L'administration du Marché Jean-Talon se retrouve plongée par sa faute dans une controverse invraisemblable. Qu'attend-elle pour rectifier le tir?

Le plus important marché à ciel ouvert d'Amérique du Nord s'attire des tomates, et pas que sur ses étals. Des consommateurs mettent en doute la provenance des produits vendus comme québécois, la grogne fait même l'objet d'une pétition. À 24 heures du lancement de la Semaine des marchés publics, on fait difficilement pire comme publicité.

La Corporation de gestion des marchés publics de Montréal n'avait pas prévu une telle réaction en chaîne lorsqu'elle a décidé, après des années de tolérance, d'appliquer son règlement sur limites des emplacements loués. La tempête, il faut le reconnaître, était imprévisible. Mais elle aurait pu être évitée. Hélas, on a fait tout le contraire.

Quel résultat pensait-on obtenir en infligeant 200$ d'amende par jour à une ferme familiale dont le camion excède le tracé de 60 cm? Tout ce qu'on a réussi à récolter, c'est l'indignation des clients les plus attachés au marché. On aurait voulu se tirer dans le pied qu'on n'aurait pas mieux visé.

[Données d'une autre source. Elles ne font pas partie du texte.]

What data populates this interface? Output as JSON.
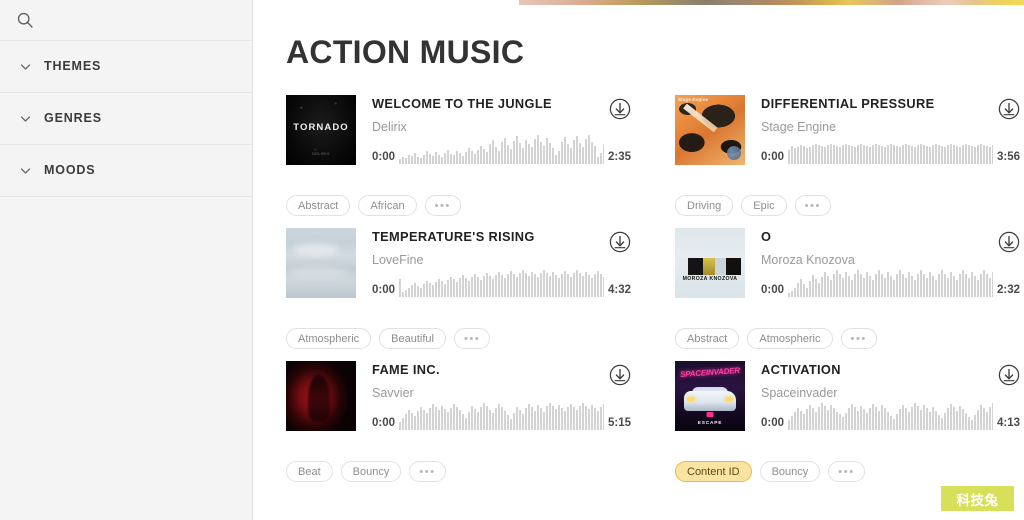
{
  "sidebar": {
    "search": {
      "icon": "search-icon",
      "placeholder": ""
    },
    "sections": [
      {
        "label": "THEMES",
        "icon": "chevron-down-icon",
        "expanded": false
      },
      {
        "label": "GENRES",
        "icon": "chevron-down-icon",
        "expanded": false
      },
      {
        "label": "MOODS",
        "icon": "chevron-down-icon",
        "expanded": false
      }
    ]
  },
  "main": {
    "page_title": "ACTION MUSIC",
    "download_icon": "download-circle-icon",
    "more_tags_label": "•••",
    "tracks": [
      {
        "title": "WELCOME TO THE JUNGLE",
        "artist": "Delirix",
        "start_time": "0:00",
        "duration": "2:35",
        "art": {
          "style": "art-tornado",
          "title_text": "TORNADO",
          "sub_text": "DELIRIX"
        },
        "tags": [
          "Abstract",
          "African"
        ],
        "highlight_tag": null
      },
      {
        "title": "DIFFERENTIAL PRESSURE",
        "artist": "Stage Engine",
        "start_time": "0:00",
        "duration": "3:56",
        "art": {
          "style": "art-stage",
          "title_text": "Stage Engine",
          "sub_text": ""
        },
        "tags": [
          "Driving",
          "Epic"
        ],
        "highlight_tag": null
      },
      {
        "title": "TEMPERATURE'S RISING",
        "artist": "LoveFine",
        "start_time": "0:00",
        "duration": "4:32",
        "art": {
          "style": "art-sky",
          "title_text": "",
          "sub_text": ""
        },
        "tags": [
          "Atmospheric",
          "Beautiful"
        ],
        "highlight_tag": null
      },
      {
        "title": "O",
        "artist": "Moroza Knozova",
        "start_time": "0:00",
        "duration": "2:32",
        "art": {
          "style": "art-moroza",
          "title_text": "MOROZA KNOZOVA",
          "sub_text": ""
        },
        "tags": [
          "Abstract",
          "Atmospheric"
        ],
        "highlight_tag": null
      },
      {
        "title": "FAME INC.",
        "artist": "Savvier",
        "start_time": "0:00",
        "duration": "5:15",
        "art": {
          "style": "art-fame",
          "title_text": "",
          "sub_text": ""
        },
        "tags": [
          "Beat",
          "Bouncy"
        ],
        "highlight_tag": null
      },
      {
        "title": "ACTIVATION",
        "artist": "Spaceinvader",
        "start_time": "0:00",
        "duration": "4:13",
        "art": {
          "style": "art-space",
          "title_text": "SPACEINVADER",
          "sub_text": "ESCAPE"
        },
        "tags": [
          "Content ID",
          "Bouncy"
        ],
        "highlight_tag": "Content ID"
      }
    ]
  },
  "watermark": {
    "text": "科技兔",
    "color": "#d8e05a"
  },
  "colors": {
    "sidebar_bg": "#f4f4f4",
    "border": "#e4e4e4",
    "title_text": "#333333",
    "artist_text": "#9a9a9a",
    "tag_border": "#e2e2e2",
    "tag_text": "#8e8e8e",
    "highlight_bg": "#fbe3a2",
    "highlight_border": "#e6b94e",
    "waveform": "#d3d3d3"
  },
  "waveforms": [
    [
      5,
      7,
      6,
      9,
      8,
      11,
      7,
      6,
      9,
      13,
      10,
      8,
      12,
      9,
      7,
      11,
      14,
      10,
      9,
      13,
      11,
      8,
      12,
      16,
      13,
      10,
      14,
      18,
      15,
      12,
      20,
      24,
      17,
      13,
      22,
      26,
      19,
      15,
      23,
      28,
      21,
      16,
      24,
      20,
      17,
      25,
      29,
      22,
      18,
      26,
      21,
      16,
      9,
      13,
      22,
      27,
      20,
      16,
      24,
      28,
      21,
      17,
      25,
      29,
      22,
      18,
      7,
      11,
      19,
      25,
      21,
      17,
      24,
      28,
      20,
      16,
      23,
      27,
      22,
      18,
      25,
      29,
      23,
      19,
      26,
      22,
      18,
      24,
      28,
      21,
      17,
      25,
      20,
      16,
      23,
      27,
      21,
      17,
      24,
      28,
      22,
      18,
      25,
      29,
      23,
      19,
      26,
      22,
      18,
      24,
      28,
      21,
      17,
      25,
      29,
      23,
      19,
      26,
      22,
      18,
      12,
      9,
      7,
      10
    ],
    [
      14,
      18,
      16,
      17,
      19,
      18,
      16,
      17,
      19,
      20,
      19,
      18,
      17,
      19,
      20,
      19,
      18,
      17,
      19,
      20,
      19,
      18,
      17,
      19,
      20,
      19,
      18,
      17,
      19,
      20,
      19,
      18,
      17,
      19,
      20,
      19,
      18,
      17,
      19,
      20,
      19,
      18,
      17,
      19,
      20,
      19,
      18,
      17,
      19,
      20,
      19,
      18,
      17,
      19,
      20,
      19,
      18,
      17,
      19,
      20,
      19,
      18,
      17,
      19,
      20,
      19,
      18,
      17,
      19,
      20,
      19,
      18,
      17,
      19,
      20,
      19,
      18,
      17,
      19,
      20,
      19,
      18,
      17,
      19,
      20,
      19,
      18,
      17,
      19,
      20,
      19,
      18,
      17,
      19,
      20,
      19,
      18,
      17,
      19,
      20,
      19,
      18,
      17,
      19,
      20,
      19,
      18,
      17,
      19,
      20,
      19,
      18,
      17,
      19,
      22,
      24,
      22,
      20,
      18,
      16,
      14,
      12
    ],
    [
      18,
      5,
      7,
      9,
      12,
      14,
      11,
      9,
      13,
      16,
      14,
      12,
      15,
      18,
      16,
      13,
      17,
      20,
      18,
      15,
      19,
      22,
      19,
      16,
      20,
      23,
      20,
      17,
      21,
      24,
      21,
      18,
      22,
      25,
      22,
      19,
      23,
      26,
      23,
      20,
      24,
      27,
      24,
      21,
      25,
      23,
      20,
      24,
      27,
      24,
      21,
      25,
      22,
      19,
      23,
      26,
      23,
      20,
      24,
      27,
      24,
      21,
      25,
      22,
      19,
      23,
      26,
      23,
      20,
      24,
      27,
      24,
      21,
      25,
      22,
      19,
      23,
      26,
      23,
      20,
      24,
      27,
      24,
      21,
      25,
      22,
      19,
      23,
      26,
      23,
      20,
      24,
      27,
      24,
      21,
      25,
      22,
      19,
      23,
      26,
      23,
      20,
      24,
      27,
      24,
      21,
      25,
      22,
      19,
      23,
      26,
      23,
      20,
      24,
      21,
      18,
      16,
      13,
      11,
      9,
      7,
      6,
      5
    ],
    [
      4,
      6,
      9,
      14,
      18,
      13,
      9,
      16,
      22,
      18,
      14,
      20,
      25,
      21,
      17,
      23,
      27,
      23,
      19,
      25,
      21,
      17,
      23,
      27,
      23,
      19,
      25,
      21,
      17,
      23,
      27,
      23,
      19,
      25,
      21,
      17,
      23,
      27,
      23,
      19,
      25,
      21,
      17,
      23,
      27,
      23,
      19,
      25,
      21,
      17,
      23,
      27,
      23,
      19,
      25,
      21,
      17,
      23,
      27,
      23,
      19,
      25,
      21,
      17,
      23,
      27,
      23,
      19,
      25,
      21,
      17,
      23,
      27,
      23,
      19,
      25,
      21,
      17,
      23,
      27,
      23,
      19,
      25,
      21,
      17,
      23,
      27,
      23,
      19,
      25,
      21,
      17,
      23,
      27,
      23,
      19,
      25,
      21,
      17,
      23,
      27,
      23,
      19,
      25,
      21,
      17,
      23,
      27,
      23,
      19,
      25,
      21,
      17,
      23,
      20,
      17,
      14,
      11,
      9,
      7,
      6
    ],
    [
      8,
      12,
      16,
      20,
      17,
      14,
      19,
      23,
      20,
      17,
      22,
      26,
      23,
      20,
      24,
      21,
      18,
      22,
      26,
      23,
      20,
      16,
      12,
      18,
      24,
      21,
      18,
      23,
      27,
      24,
      20,
      17,
      22,
      26,
      23,
      19,
      15,
      11,
      17,
      23,
      20,
      16,
      22,
      26,
      23,
      19,
      25,
      22,
      18,
      24,
      27,
      24,
      21,
      25,
      22,
      19,
      23,
      26,
      23,
      20,
      24,
      27,
      24,
      21,
      25,
      22,
      19,
      23,
      26,
      23,
      20,
      24,
      27,
      24,
      21,
      25,
      22,
      19,
      23,
      26,
      23,
      20,
      24,
      27,
      24,
      21,
      25,
      22,
      19,
      23,
      26,
      23,
      20,
      24,
      27,
      24,
      21,
      25,
      22,
      19,
      23,
      26,
      23,
      20,
      24,
      27,
      24,
      21,
      25,
      22,
      19,
      23,
      26,
      23,
      20,
      24,
      27,
      24,
      21,
      25
    ],
    [
      10,
      14,
      18,
      22,
      19,
      16,
      21,
      25,
      22,
      18,
      23,
      27,
      24,
      20,
      25,
      22,
      18,
      16,
      13,
      17,
      22,
      26,
      23,
      19,
      24,
      21,
      17,
      22,
      26,
      23,
      19,
      25,
      22,
      18,
      14,
      11,
      16,
      21,
      25,
      22,
      18,
      23,
      27,
      24,
      20,
      25,
      22,
      18,
      23,
      19,
      15,
      12,
      17,
      22,
      26,
      23,
      19,
      24,
      21,
      17,
      13,
      10,
      15,
      20,
      25,
      22,
      18,
      23,
      27,
      24,
      20,
      25,
      22,
      18,
      23,
      27,
      24,
      20,
      16,
      13,
      18,
      23,
      27,
      24,
      20,
      25,
      22,
      18,
      23,
      27,
      24,
      20,
      25,
      22,
      18,
      23,
      27,
      24,
      20,
      16,
      12,
      9,
      14,
      19,
      24,
      21,
      17,
      22,
      26,
      23,
      19,
      24,
      21,
      17,
      13,
      10,
      8,
      6
    ]
  ]
}
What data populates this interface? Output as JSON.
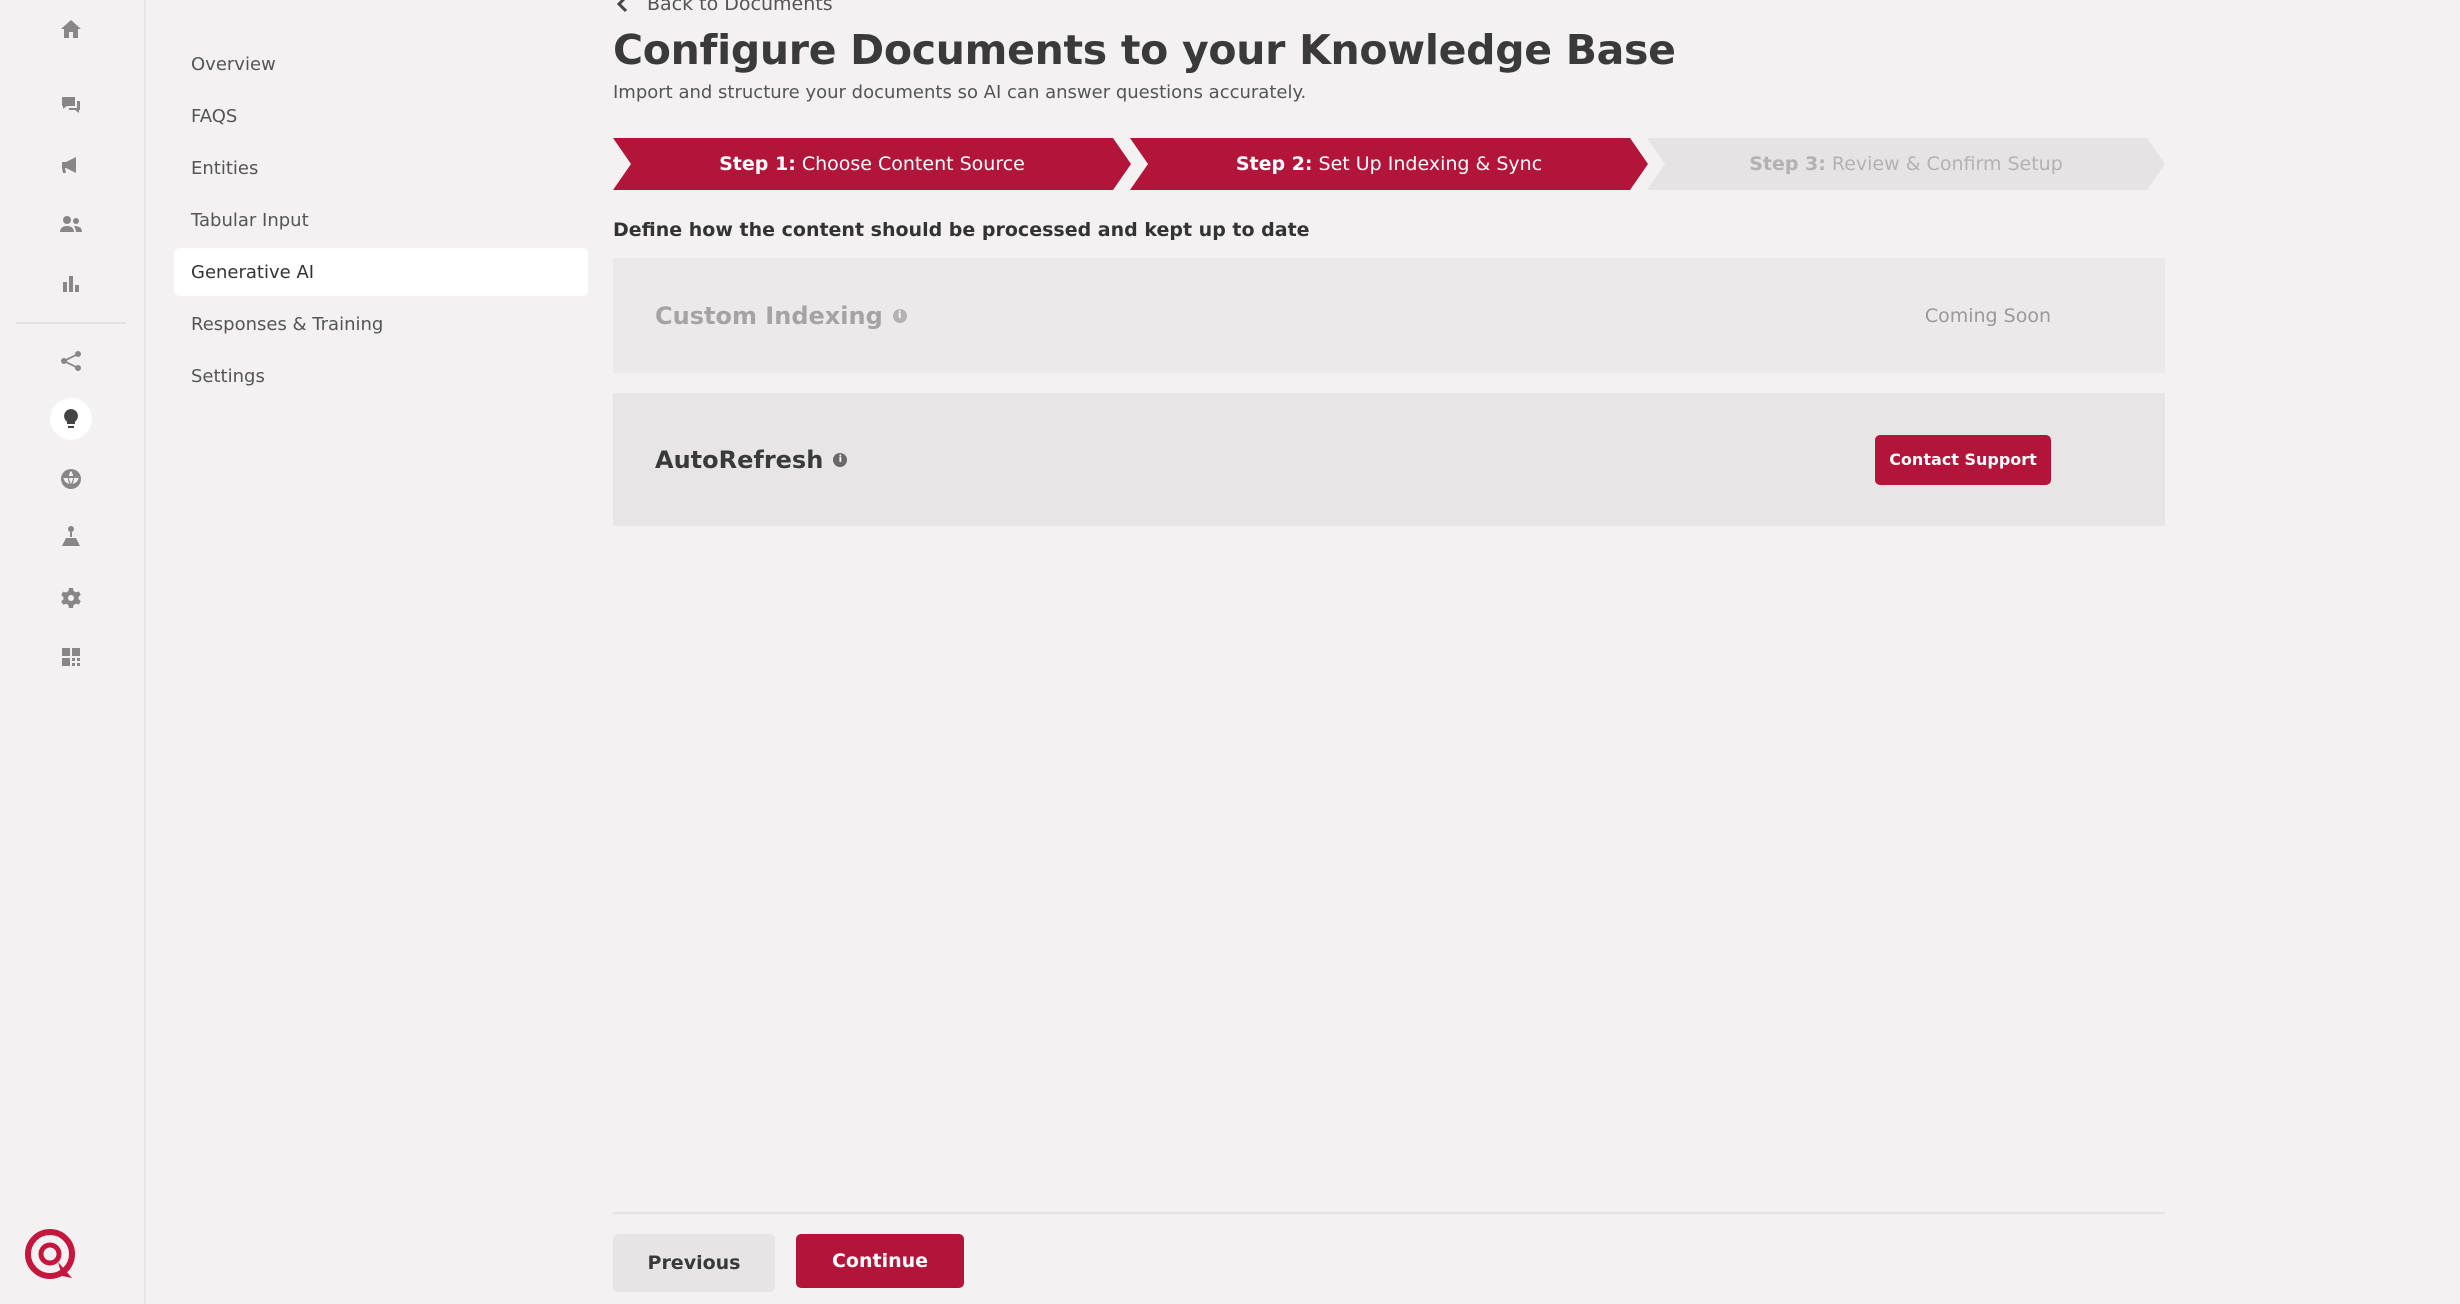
{
  "rail": {
    "icons": [
      "home-icon",
      "chat-icon",
      "megaphone-icon",
      "users-icon",
      "bar-chart-icon",
      "share-icon",
      "lightbulb-icon",
      "globe-icon",
      "hierarchy-icon",
      "gear-icon",
      "qr-grid-icon"
    ],
    "active_icon": "lightbulb-icon",
    "logo": "brand-logo-icon"
  },
  "subnav": {
    "items": [
      {
        "label": "Overview"
      },
      {
        "label": "FAQS"
      },
      {
        "label": "Entities"
      },
      {
        "label": "Tabular Input"
      },
      {
        "label": "Generative AI"
      },
      {
        "label": "Responses & Training"
      },
      {
        "label": "Settings"
      }
    ],
    "active": "Generative AI"
  },
  "main": {
    "back_label": "Back to Documents",
    "title": "Configure Documents to your Knowledge Base",
    "subtitle": "Import and structure your documents so AI can answer questions accurately.",
    "steps": [
      {
        "prefix": "Step 1:",
        "label": "Choose Content Source",
        "state": "complete"
      },
      {
        "prefix": "Step 2:",
        "label": "Set Up Indexing & Sync",
        "state": "current"
      },
      {
        "prefix": "Step 3:",
        "label": "Review & Confirm Setup",
        "state": "upcoming"
      }
    ],
    "section_heading": "Define how the content should be processed and kept up to date",
    "cards": {
      "custom_indexing": {
        "title": "Custom Indexing",
        "status": "Coming Soon"
      },
      "autorefresh": {
        "title": "AutoRefresh",
        "button": "Contact Support"
      }
    },
    "footer": {
      "previous": "Previous",
      "continue": "Continue"
    }
  },
  "colors": {
    "accent": "#b3143a",
    "background": "#f3f1f2",
    "card": "#e8e6e7"
  }
}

Les propriétaires de la Ferme Jacques&Diane ne voient pas d'autre solution que de s'acheter un autre camion - une dépense considérable dont ils se seraient bien passés. IIs demandent donc un sursis jusqu'au début de la saison 2013. Pourquoi ne pas le leur accorder? C'est un compromis honorable qui permettrait de mettre un terme à ce délire.

Le caractère du Marché Jean-Talon est mis à rude épreuve depuis quelques années. Sa modernisation, tout comme la piétonnisation des ruelles limitrophes, a transformé l'offre, les prix et la clientèle. La piétonnisation de la rue Shamrock, envisagée par l'arrondissement pour relier le marché à la Petite-Italie, risque encore de renforcer cette tendance.

Le marché y gagne en affluence et les clients, en variété. Mais il ne faut pas perdre de vue sa mission originale, qui est de permettre aux agriculteurs de vendre directement aux consommateurs, et à ceux-ci de leur acheter des produits frais sans intermédiaire. Cet aspect de la chose n'est ni folklorique ni décoratif: c'est la base même d'un marché public. C'est aussi l'ingrédient le plus fragile.

Plusieurs petits marchés sont apparus au Québec ces dernières années. Il pourrait y en avoir bien davantage, car la demande est là. La difficulté, c'est de recruter des agriculteurs. Le marché Jean-Talon a la chance d'en avoir quelques-uns de longue date. Est-ce que leur façon de fonctionner pose des défis logistiques particuliers? C'est possible. Mais quand on s'appelle Corporation de gestion des marchés publics, ces défis-là ne devraient pas être insurmontables.